Plug in to your social network!

Plug in to your social network!


1.       A supportive system of sharing information and services among individuals and groups having a common interest.

(definition from

Networking really WORKS.

It’s a powerful tool.  It’s a way of opening doors you never even knew existed.

Some of the best things in life are a result of networking: new job offers, travel opportunities, cars, even friendships.  It’s all about interaction with people.  It’s about keeping the lines of communication open and moving, passing on information from person to person.

Chances are, when you make the effort to do so, you’ll end up reaping the benefits.  Someone is bound to know something that you didn’t know before.  That someone could have a connection with a person who could set you up with a job/recommendation/car/restaurant/apartment/roommate/whatever-else-you-may-be-searching-for.

Traveling abroad?

When you’re going to a new country, it can be extremely difficult to find your way in.  Especially if you aren’t familiar with the language or the culture!  If you have never lived in that city before, finding people who are familiar with it makes the whole experience so much better.  It reduces culture shock, and perhaps you can even build new friendships this way.

Networking has been invaluable for me as I continue on my path to France.  While I was in Paris this September, I schmoozed with professionals and expatriates, both young and old.  I learned bits and pieces of interesting information and gathered quite a bit of advice.  I’ve also met some really incredible people along the way!

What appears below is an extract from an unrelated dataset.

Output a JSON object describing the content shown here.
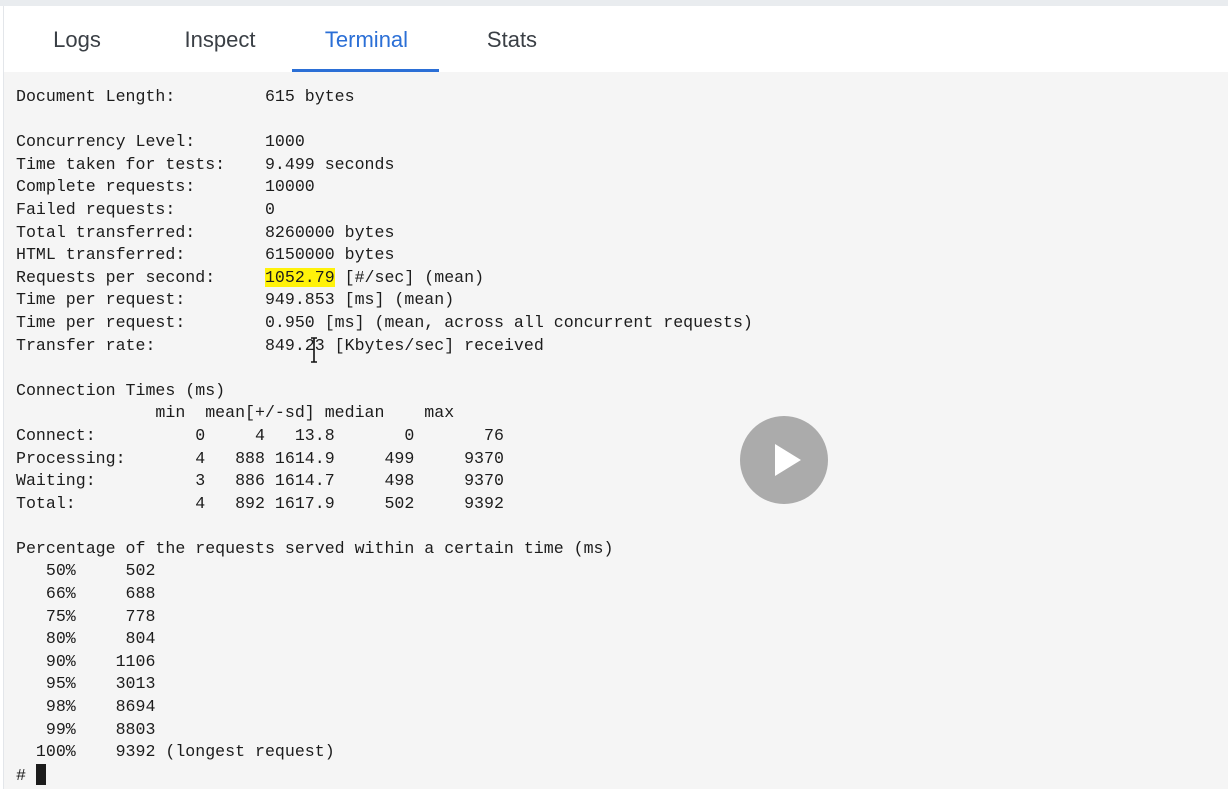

The great thing is, you don’t have to wait until you get there to start making connections.  Your  networking can start right at home through the wonderful world-wide web.  ( Internetworking ? )  There are plenty of expatriate resources and tips for living overseas that are just at your fingertips – try a Google search on your destination!

Perhaps you could also find some people nearby who are interested in the same things.  For example, I’ve got a handful of friends who are also applying for the 2009-2010 assistance, and it has been nice to share my thoughts with them, posing and answering questions about forms, formalities and other important business.  It’s been a real help.  I’ve also recently had some job opportunities spring up thanks to the recommendation of a friend and a business idea of a former teacher.  There is no telling whether or not these opportunities will pan out, but it is certainly worth a try!

A learning experience

Networking is also about learning from the successes and failures of other people.  “Oh, are you thinking about coming to France?  Make sure you don’t do what I did…do this instead…” etc.

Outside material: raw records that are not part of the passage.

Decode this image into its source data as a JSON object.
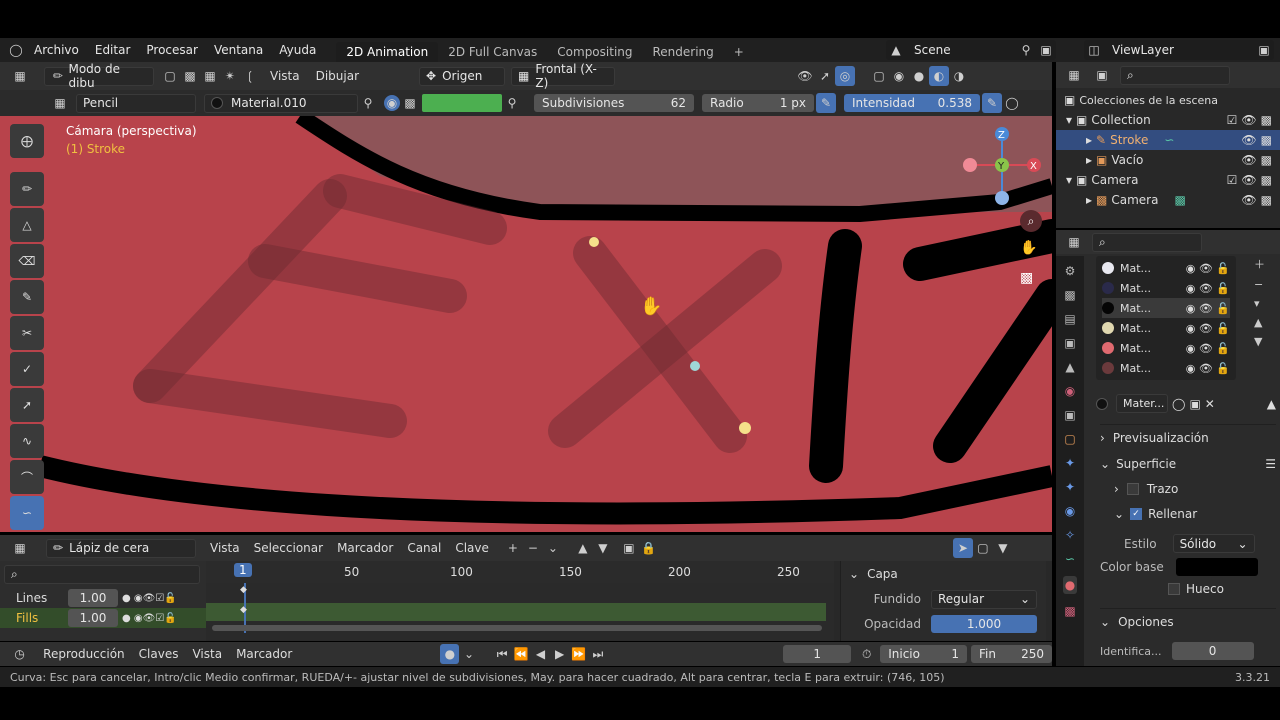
{
  "topmenu": {
    "items": [
      "Archivo",
      "Editar",
      "Procesar",
      "Ventana",
      "Ayuda"
    ]
  },
  "workspaces": {
    "tabs": [
      "2D Animation",
      "2D Full Canvas",
      "Compositing",
      "Rendering"
    ],
    "add": "+"
  },
  "scene": {
    "label": "Scene"
  },
  "viewlayer": {
    "label": "ViewLayer"
  },
  "header": {
    "mode": "Modo de dibu",
    "menus": [
      "Vista",
      "Dibujar"
    ],
    "origin": "Origen",
    "view": "Frontal (X-Z)"
  },
  "toolsettings": {
    "brush": "Pencil",
    "material": "Material.010",
    "subdiv_label": "Subdivisiones",
    "subdiv_value": "62",
    "radius_label": "Radio",
    "radius_value": "1 px",
    "intensity_label": "Intensidad",
    "intensity_value": "0.538",
    "color_fill": "#4caf50"
  },
  "viewport": {
    "camera_label": "Cámara (perspectiva)",
    "object_label": "(1) Stroke",
    "bg_color": "#b8434b",
    "gizmo": {
      "z": "Z",
      "y": "Y",
      "x": "X"
    }
  },
  "outliner": {
    "title": "Colecciones de la escena",
    "rows": [
      {
        "name": "Collection"
      },
      {
        "name": "Stroke"
      },
      {
        "name": "Vacío"
      },
      {
        "name": "Camera"
      },
      {
        "name": "Camera"
      }
    ]
  },
  "materials": {
    "list": [
      {
        "name": "Mat...",
        "color": "#e8e8f0"
      },
      {
        "name": "Mat...",
        "color": "#2a2a4a"
      },
      {
        "name": "Mat...",
        "color": "#050505"
      },
      {
        "name": "Mat...",
        "color": "#e0d8b0"
      },
      {
        "name": "Mat...",
        "color": "#e06a70"
      },
      {
        "name": "Mat...",
        "color": "#6b3a3c"
      }
    ],
    "slot": "Mater...",
    "preview": "Previsualización",
    "surface": "Superficie",
    "stroke": "Trazo",
    "fill": "Rellenar",
    "style_label": "Estilo",
    "style_value": "Sólido",
    "basecolor_label": "Color base",
    "hole": "Hueco",
    "options": "Opciones",
    "ident_label": "Identifica...",
    "ident_value": "0"
  },
  "dopesheet": {
    "mode": "Lápiz de cera",
    "menus": [
      "Vista",
      "Seleccionar",
      "Marcador",
      "Canal",
      "Clave"
    ],
    "ruler": [
      "1",
      "50",
      "100",
      "150",
      "200",
      "250"
    ],
    "layers": [
      {
        "name": "Lines",
        "value": "1.00"
      },
      {
        "name": "Fills",
        "value": "1.00"
      }
    ],
    "capa": "Capa",
    "fundido_label": "Fundido",
    "fundido_value": "Regular",
    "opacidad_label": "Opacidad",
    "opacidad_value": "1.000"
  },
  "timeline": {
    "menus": [
      "Reproducción",
      "Claves",
      "Vista",
      "Marcador"
    ],
    "frame": "1",
    "inicio_label": "Inicio",
    "inicio_value": "1",
    "fin_label": "Fin",
    "fin_value": "250"
  },
  "status": {
    "text": "Curva: Esc para cancelar, Intro/clic Medio confirmar, RUEDA/+- ajustar nivel de subdivisiones, May. para hacer cuadrado, Alt para centrar, tecla E para extruir: (746, 105)",
    "version": "3.3.21"
  }
}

A lot of times, you’ll find that you just happen to be in the right place at the right time.  The more you connect with people and exchange ideas and information, the more opportunities will come.  This does not mean that all of them will work out.  However, it does provide a whole lot more to choose from!

That is why I talk about these Paris plans of mine with everyone, in the hopes that I may create another connection with someone who may be able to give advice.

So, just to sum up…here are the benefits to successful social networking:

  • Sharing of resources
  • Sharing of advice
  • Sharing of personal experience – learn from others’ mistakes and successes
  • Encouragement – pressing on, knowing that you’re never alone
  • New opportunities – expanding horizons, opening up doors
  • Learning more about others and yourself

In the spirit of good networking, I have added a new page on the right.

This is for anyone who may also be interested in moving to France.  I am compiling a list of resources that have been particularly useful in my own search for answers.  Please feel free to comment there and let me know if you have any other helpful tips or interesting links that I could add to my répertoire.  I hope you’ll find something there to help you, too!